Readers in Prague don't have to go far to find David Irving's books. A trip to the Neoluxor bookshop, a large store in Prague's Novy Smichov shopping centre, yielded Irving's "Goebbels - Mastermind of the Third Reich". Neoluxor stocks a total of three David Irving titles, including "Hitler's War". The controversial volume was actually sold out - not, apparently, because of the furore over Irving's trial, but since October.
Several years ago Neoluxor also stocked Mein Kampf, but withdrew Hitler's autobiography after the publisher who produced the new Czech edition was convicted of propagating fascism. So far Neoluxor and other large bookshops such as Kanzelsberger - which has 30 shops across the country - have said they are considering withdrawing Irving's books. So far, however, they remain on shelves.

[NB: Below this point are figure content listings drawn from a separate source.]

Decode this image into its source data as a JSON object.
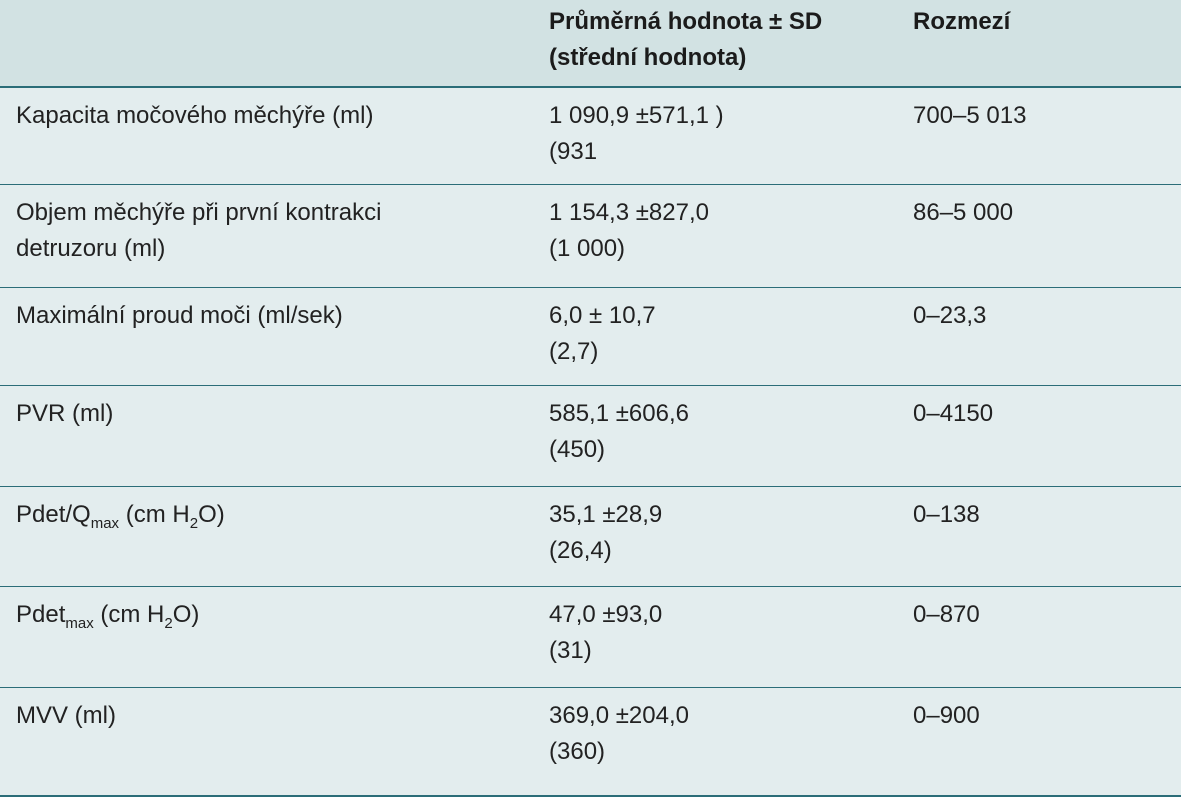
{
  "header": {
    "col1": "",
    "col2_line1": "Průměrná hodnota ± SD",
    "col2_line2": "(střední hodnota)",
    "col3": "Rozmezí"
  },
  "rows": [
    {
      "param_line1": "Kapacita močového měchýře (ml)",
      "param_line2": "",
      "value_line1": "1 090,9 ±571,1 )",
      "value_line2": "(931",
      "range": "700–5 013"
    },
    {
      "param_line1": "Objem měchýře při první kontrakci",
      "param_line2": "detruzoru (ml)",
      "value_line1": "1 154,3 ±827,0",
      "value_line2": "(1 000)",
      "range": "86–5 000"
    },
    {
      "param_line1": "Maximální proud moči (ml/sek)",
      "param_line2": "",
      "value_line1": "6,0 ± 10,7",
      "value_line2": "(2,7)",
      "range": "0–23,3"
    },
    {
      "param_line1": "PVR (ml)",
      "param_line2": "",
      "value_line1": "585,1 ±606,6",
      "value_line2": "(450)",
      "range": "0–4150"
    },
    {
      "param_a": "Pdet/Q",
      "param_sub1": "max",
      "param_b": " (cm H",
      "param_sub2": "2",
      "param_c": "O)",
      "value_line1": "35,1 ±28,9",
      "value_line2": "(26,4)",
      "range": "0–138"
    },
    {
      "param_a": "Pdet",
      "param_sub1": "max",
      "param_b": " (cm H",
      "param_sub2": "2",
      "param_c": "O)",
      "value_line1": "47,0 ±93,0",
      "value_line2": "(31)",
      "range": "0–870"
    },
    {
      "param_line1": "MVV (ml)",
      "param_line2": "",
      "value_line1": "369,0 ±204,0",
      "value_line2": "(360)",
      "range": "0–900"
    }
  ],
  "colors": {
    "header_bg": "#d2e2e3",
    "body_bg": "#e3edee",
    "rule": "#2b6d78"
  }
}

Prague's City Library, meanwhile, stocks translations of eight of David Irving's books - including Hitler's War. Again, the library is considering withdrawing his books, although a spokesman was quoted as saying in the papers as saying the library doesn't want to act as censor.
Deciding whether by offering Hitler's War bookshops and libraries are committing a crime is a fine legal issue. But another issue - indeed some say the real issue - is that the trial of David Irving and the debate over "Hitler's War" - is earning huge amounts of free publicity for an author who obviously thrives on it.